NEW BRITAIN, Conn. (AP) - A Connecticut woman was sentenced Tuesday to 12 years
in prison for firing a gun several times in the lobby of a police department,
where an officer fired back but bulletproof glass prevented anyone from getting
hurt.
Suzanne Laprise walked into the Bristol police department in October 2023
distraught, under the influence of alcohol and carrying a 9 mm pistol, police
said. She fired three shots at the windows of the front desk and two more at an
interior door, which officers were standing behind as they tried to talk with
her.
An officer fired two shots at Laprise from behind the door, but its glass
windows also were bulletproof, police said. After Laprise put her gun down,
officers rushed into the lobby, shot her with a Taser and took her into custody.
Laprise, of nearby Plainville, appeared briefly in New Britain Superior Court
on Tuesday, when a judge imposed the prison sentence she agreed to when she
pleaded guilty to attempted first-degree assault in February. She was initially
charged with attempted murder and other crimes.
Neither Laprise nor any police officers spoke at the sentencing.
"She's a 53-year-old with no prior record who had a lot of stressors in her
life," her public defender, Christopher Eddy, said in a phone interview after
the court hearing. "She had financial stress. She had mental health stress. She
has a disabled child. And she wanted to kill herself that night, and she's lucky
that the Bristol police were so professional in how they apprehended her."

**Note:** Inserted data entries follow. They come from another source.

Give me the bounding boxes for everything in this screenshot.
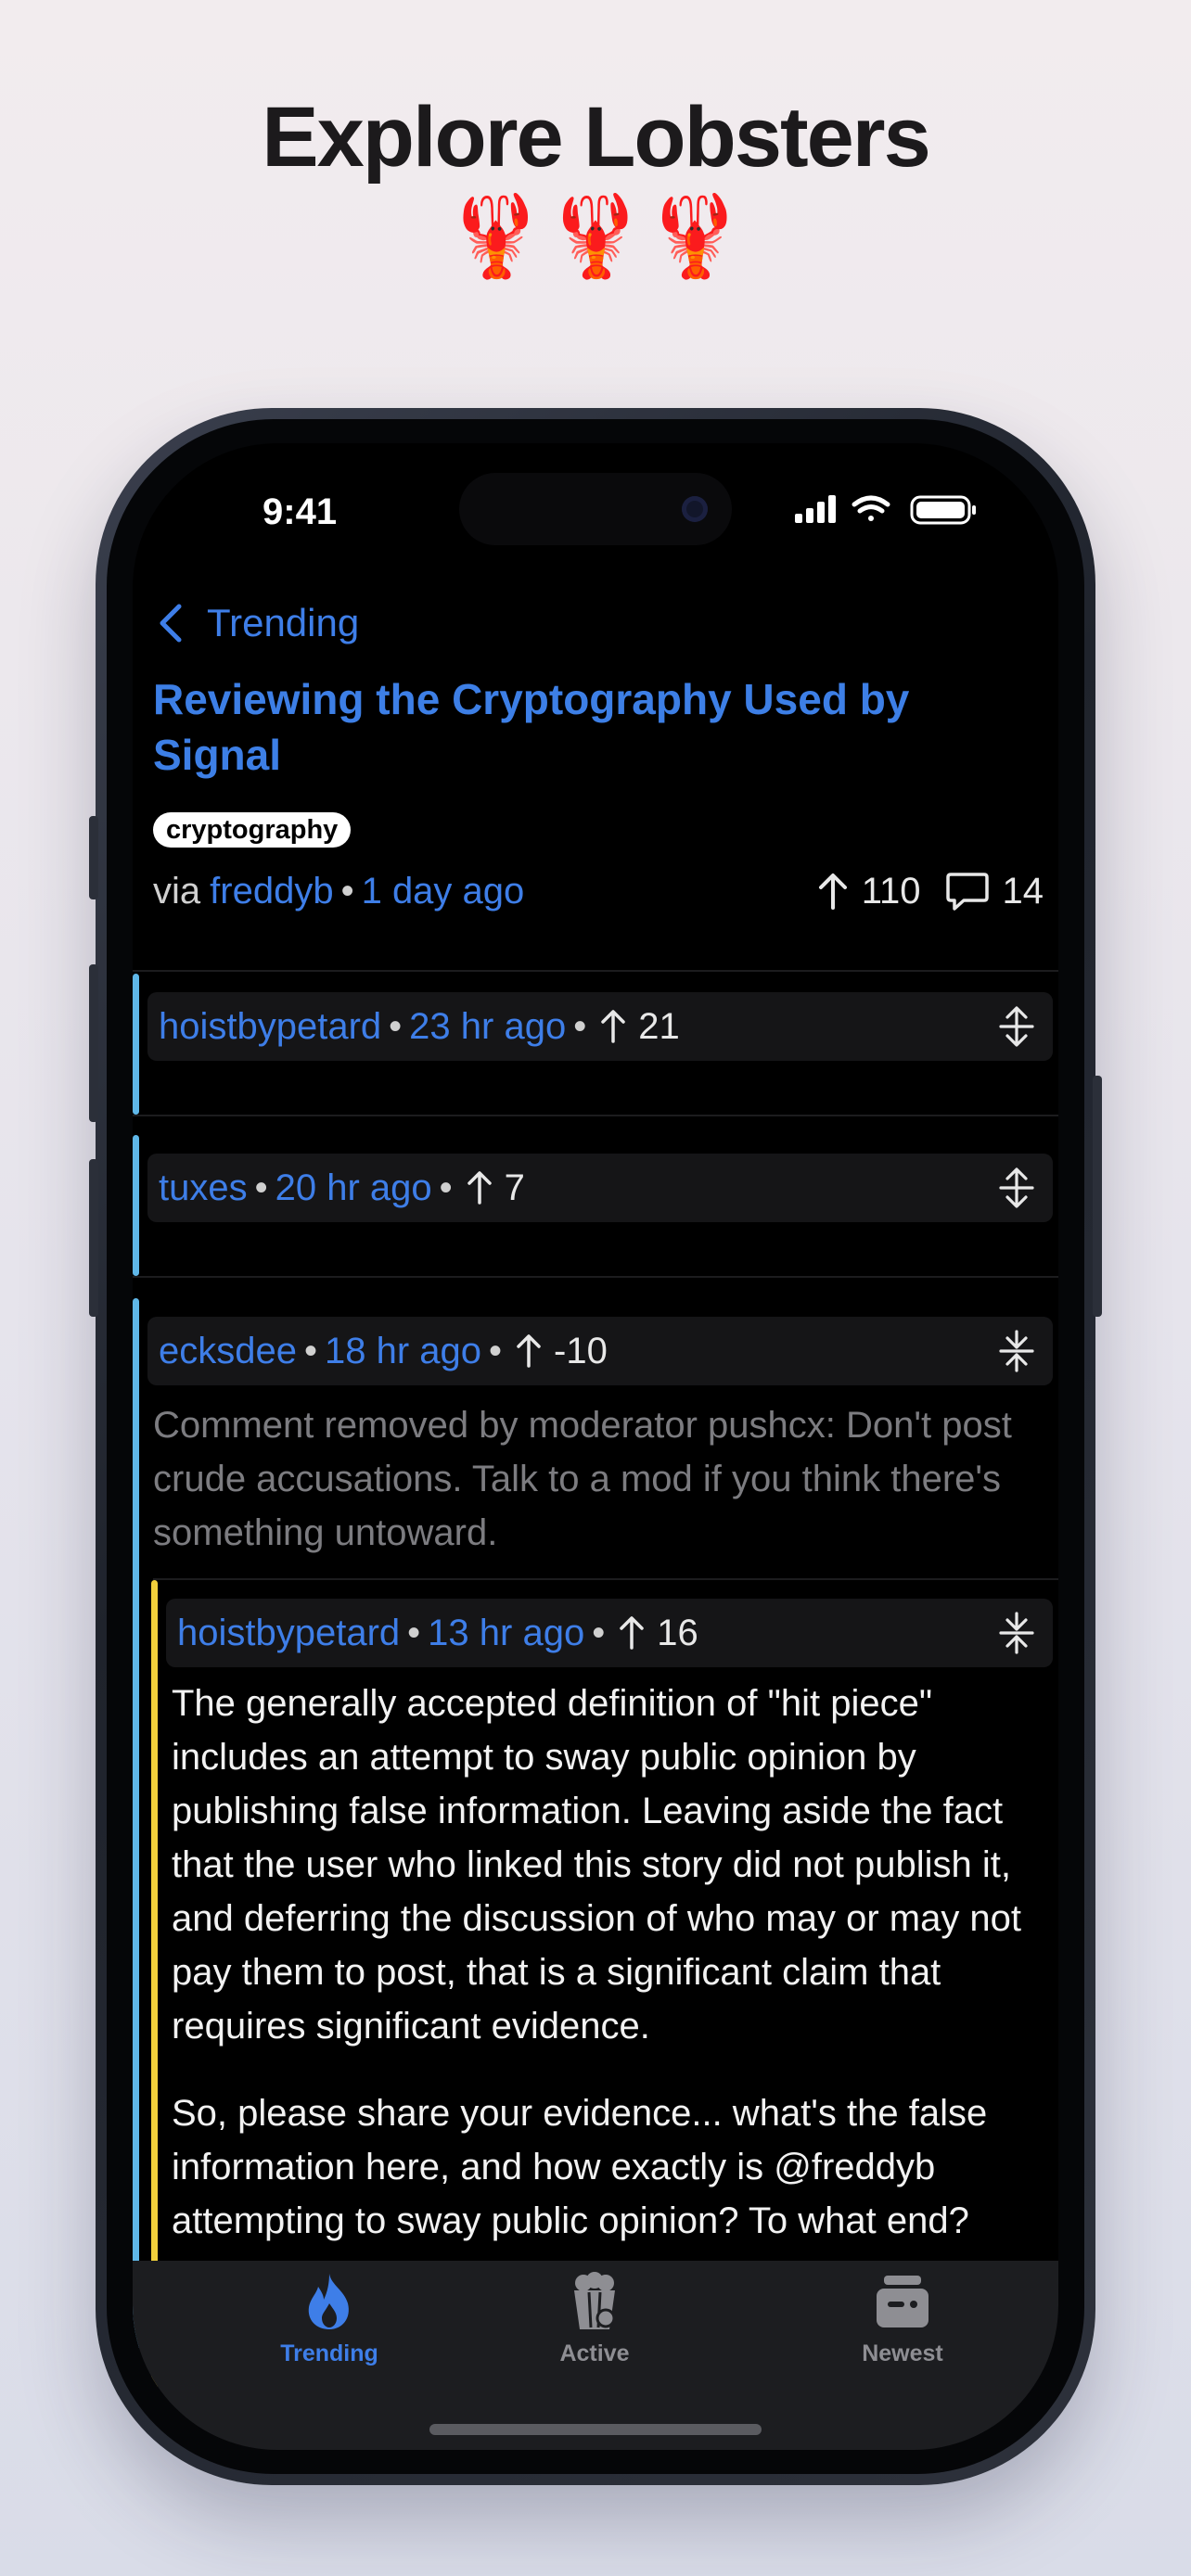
comment-author[interactable]: ecksdee [159, 1331, 297, 1372]
divider [133, 1276, 1058, 1278]
wifi-icon [852, 495, 890, 521]
separator-dot: • [573, 1005, 587, 1047]
comment-header[interactable]: hoistbypetard • 13 hr ago • 16 [166, 1599, 1053, 1667]
home-indicator [429, 2424, 762, 2435]
comment-header[interactable]: tuxes • 20 hr ago • 7 [147, 1154, 1053, 1222]
collapse-icon[interactable] [993, 1328, 1040, 1374]
promo-title: Explore Lobsters [262, 90, 931, 185]
comment-header[interactable]: ecksdee • 18 hr ago • -10 [147, 1317, 1053, 1385]
status-icons [795, 495, 976, 525]
tab-trending[interactable]: Trending [237, 2272, 422, 2367]
tray-icon [877, 2276, 928, 2327]
separator-dot: • [489, 1330, 503, 1371]
comment-age[interactable]: 18 hr ago [325, 1331, 481, 1372]
camera-icon [682, 496, 708, 522]
comment-age[interactable]: 23 hr ago [409, 1006, 566, 1048]
story-comment-count: 14 [1002, 870, 1044, 912]
comment-score: 7 [504, 1167, 525, 1208]
via-label: via [153, 870, 201, 912]
comment-bubble-icon [945, 873, 989, 911]
divider [133, 1115, 1058, 1116]
popcorn-icon [574, 2272, 616, 2329]
comment-age[interactable]: 13 hr ago [428, 1613, 584, 1654]
comment-body-paragraph: The generally accepted definition of "hi… [172, 1683, 1022, 2047]
removed-comment-text: Comment removed by moderator pushcx: Don… [153, 1405, 1012, 1553]
separator-dot: • [254, 1167, 268, 1208]
separator-dot: • [439, 1167, 453, 1208]
back-label: Trending [207, 601, 360, 644]
tab-active[interactable]: Active [502, 2272, 687, 2367]
volume-down-button [89, 1159, 98, 1317]
upvote-icon[interactable] [599, 1008, 627, 1045]
tab-newest[interactable]: Newest [810, 2272, 995, 2367]
dynamic-island [459, 473, 732, 545]
comment-body-paragraph: So, please share your evidence... what's… [172, 2093, 988, 2241]
comment-header[interactable]: hoistbypetard • 23 hr ago • 21 [147, 992, 1053, 1061]
upvote-icon[interactable] [466, 1169, 493, 1206]
story-author[interactable]: freddyb [210, 871, 333, 912]
upvote-icon[interactable] [515, 1333, 543, 1370]
story-stats: 110 14 [817, 868, 1044, 914]
tab-label: Active [559, 2340, 630, 2366]
tab-label: Trending [280, 2340, 378, 2366]
status-time: 9:41 [263, 491, 338, 532]
divider [133, 970, 1058, 972]
cellular-signal-icon [795, 495, 836, 523]
expand-icon[interactable] [993, 1165, 1040, 1211]
app-screen: 9:41 Trending Reviewing the Cryptography… [133, 443, 1058, 2450]
story-tag[interactable]: cryptography [153, 812, 352, 848]
story-score: 110 [861, 870, 921, 912]
story-title[interactable]: Reviewing the Cryptography Used by Signa… [153, 671, 951, 783]
separator-dot: • [340, 870, 354, 912]
back-button[interactable]: Trending [155, 595, 359, 651]
comment-author[interactable]: hoistbypetard [159, 1006, 381, 1048]
separator-dot: • [407, 1612, 421, 1653]
comment-score: 16 [657, 1612, 698, 1653]
chevron-left-icon [160, 604, 182, 643]
tab-label: Newest [862, 2340, 943, 2366]
lobster-emoji-row: 🦞🦞🦞 [446, 190, 745, 283]
battery-icon [910, 495, 976, 525]
flame-icon [308, 2274, 349, 2329]
volume-up-button [89, 964, 98, 1122]
tab-bar: Trending Active Newest [133, 2261, 1058, 2450]
story-byline: via freddyb • 1 day ago [153, 868, 524, 914]
collapse-icon[interactable] [993, 1610, 1040, 1656]
comment-score: -10 [554, 1330, 608, 1371]
upvote-icon[interactable] [817, 871, 849, 912]
divider [153, 1578, 1058, 1580]
power-button [1093, 1076, 1102, 1317]
action-button [89, 816, 98, 899]
separator-dot: • [303, 1330, 317, 1371]
story-age[interactable]: 1 day ago [362, 871, 525, 912]
comment-age[interactable]: 20 hr ago [275, 1167, 432, 1209]
upvote-icon[interactable] [618, 1614, 646, 1651]
comment-author[interactable]: tuxes [159, 1167, 248, 1209]
comment-score: 21 [638, 1005, 680, 1047]
thread-depth-bar [133, 974, 139, 1115]
thread-depth-bar [133, 1135, 139, 1276]
expand-icon[interactable] [993, 1003, 1040, 1050]
separator-dot: • [389, 1005, 403, 1047]
comment-author[interactable]: hoistbypetard [177, 1613, 400, 1654]
separator-dot: • [592, 1612, 606, 1653]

The shooting came a year after two Bristol police officers were shot to death
in an ambush while responding to a call.
State Inspector General Robert Devlin Jr. investigated the shooting involving
Laprise and issued a report that included video from police department
surveillance cameras and officers' body cameras. Devlin ruled that the officer
who fired at Laprise was justified.
Police said Laprise used a gun that belonged to her boyfriend at the time, who
was a retired New York City police officer.